In the Wilderness. {poetry}
In the age of #MeToo and the recent news coverage of sexual predation in the era and social world that I came of age in, I have felt a complex mix of emotions:
What right have I to speak of my own experience as a young woman when nothing outwardly traumatic happened to me?
How can I still honor the pain I carried for years around sexuality, the feeling of being inadequate in my difference and reluctance — feelings which persisted even as I saw that my habit of retreat protected me from damaging experiences I am grateful to have avoided?
Recently I have come to grasp that however shy and self-contained I appeared as a young (and not-so-young) woman, my instinctive commitment to my own bodily and spiritual integrity was something as fierce and wild as the outward daring I saw in others.

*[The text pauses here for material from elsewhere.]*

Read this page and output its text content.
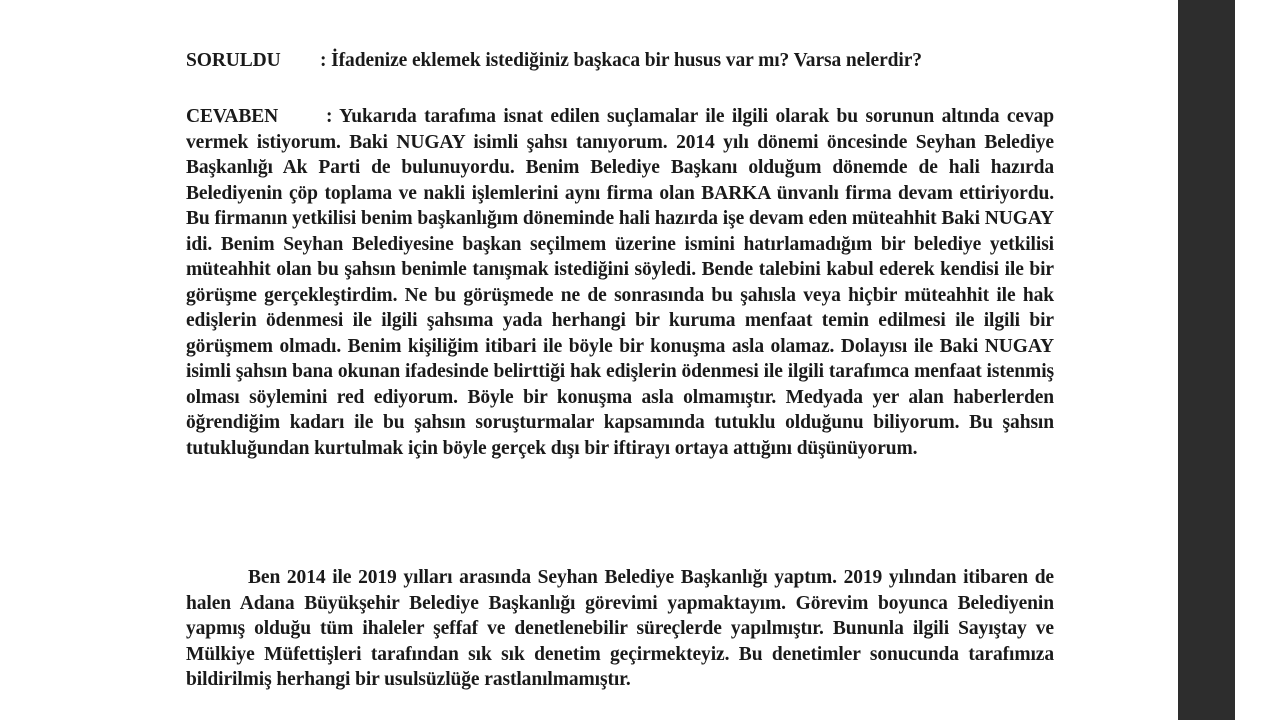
SORULDU : İfadenize eklemek istediğiniz başkaca bir husus var mı? Varsa nelerdir?
CEVABEN : Yukarıda tarafıma isnat edilen suçlamalar ile ilgili olarak bu sorunun altında cevap vermek istiyorum. Baki NUGAY isimli şahsı tanıyorum. 2014 yılı dönemi öncesinde Seyhan Belediye Başkanlığı Ak Parti de bulunuyordu. Benim Belediye Başkanı olduğum dönemde de hali hazırda Belediyenin çöp toplama ve nakli işlemlerini aynı firma olan BARKA ünvanlı firma devam ettiriyordu. Bu firmanın yetkilisi benim başkanlığım döneminde hali hazırda işe devam eden müteahhit Baki NUGAY idi. Benim Seyhan Belediyesine başkan seçilmem üzerine ismini hatırlamadığım bir belediye yetkilisi müteahhit olan bu şahsın benimle tanışmak istediğini söyledi. Bende talebini kabul ederek kendisi ile bir görüşme gerçekleştirdim. Ne bu görüşmede ne de sonrasında bu şahısla veya hiçbir müteahhit ile hak edişlerin ödenmesi ile ilgili şahsıma yada herhangi bir kuruma menfaat temin edilmesi ile ilgili bir görüşmem olmadı. Benim kişiliğim itibari ile böyle bir konuşma asla olamaz. Dolayısı ile Baki NUGAY isimli şahsın bana okunan ifadesinde belirttiği hak edişlerin ödenmesi ile ilgili tarafımca menfaat istenmiş olması söylemini red ediyorum. Böyle bir konuşma asla olmamıştır. Medyada yer alan haberlerden öğrendiğim kadarı ile bu şahsın soruşturmalar kapsamında tutuklu olduğunu biliyorum. Bu şahsın tutukluğundan kurtulmak için böyle gerçek dışı bir iftirayı ortaya attığını düşünüyorum.
Ben 2014 ile 2019 yılları arasında Seyhan Belediye Başkanlığı yaptım. 2019 yılından itibaren de halen Adana Büyükşehir Belediye Başkanlığı görevimi yapmaktayım. Görevim boyunca Belediyenin yapmış olduğu tüm ihaleler şeffaf ve denetlenebilir süreçlerde yapılmıştır. Bununla ilgili Sayıştay ve Mülkiye Müfettişleri tarafından sık sık denetim geçirmekteyiz. Bu denetimler sonucunda tarafımıza bildirilmiş herhangi bir usulsüzlüğe rastlanılmamıştır.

Escape too can be a rebellion, and it carries its own cost. And I have come to realize that, whatever happened or did not happen to us as young women in the past or now, what unites us and what needs to be held tenderly is the fact of our shared vulnerability and desire and power. There is a sacredness within us that we need to celebrate, fight for, and heal.
In the Wilderness
1980: at the party
at the mostly men’s college
near my women’s college
I summoned all my nerve
and asked a man to dance
He and his buddies
laughed, they laughed
sharp boozy barks in the night
I felt like a hooded child
in the wilderness
who’d thought she could entreat wolves
I have never forgotten this
little as it was:
the shame, and in the air
a hot whiff of danger
something running in the dark
that I saw could catch me
You need to understand
I had never been touched
I dreamed of being touched
I could scarcely imagine it
I dreamed of being loved
I would not be touched for years
and even later when I was
I saw how I went still and numb
from terror somehow
or helplessness, or a need
to wrap myself around something
I wanted to save
I remember another party
where a man invited me outside
to see his Camaro
I looked and then ran off
And I remember slinking up
my dorm stairs backwards
trying to pull away
from something another wanted
For so many years
I judged myself:
frightened, weak, a failure
Why couldn’t I ever do
what I thought women did with ease?
But now I understand
a different wildness was in me
a being without a language
it would do what it took
to escape from the trap
chew off a limb if needed
to be free, alone, with all
of what mattered still whole
How fragile the girl in the wild
the young woman
hunted on all sides
and barely realizing it
everything she longs for
a scent they can follow
My fear protected me
a thick woven cloak
I was a lucky one
so much torn from a laugh only
but after all I was spared
Breathing in, I feel my pain
Breathing out, I release it
Breathing in, I feel the pain
of all of us, these young girls
long ago or today
long ago and still within us
how vulnerable inside
how much we wanted
to be fully ourselves
shining and free
and also to be loved
Breathing out, I send us love,
strength, forgiveness, peace
may we see our goodness
may we claim the wild
power of ourselves
may we be home in the world
may we be whole.
***
Born and raised in New York, Anne Myles is a college English professor who lives in Iowa. Originally trained in poetry, she lost touch with her creative voice for decades until everything she thought was enough collapsed in 2016 and she realized she had to find it again to survive. Within a month after beginning regular meditation in 2018, she unexpectedly began writing poetry again and hasn’t stopped; the two practices have changed everything. Since the summer, her work has begun to appear in a number of publications, and she is hoping to begin a low-residency MFA program within the next year, among other radical midlife changes. Besides literature and writing, she is passionate about her animal family, nature, therapy, old houses, travel, coffee, and very dark chocolate. She is still full of longing for most of what she wanted at 18.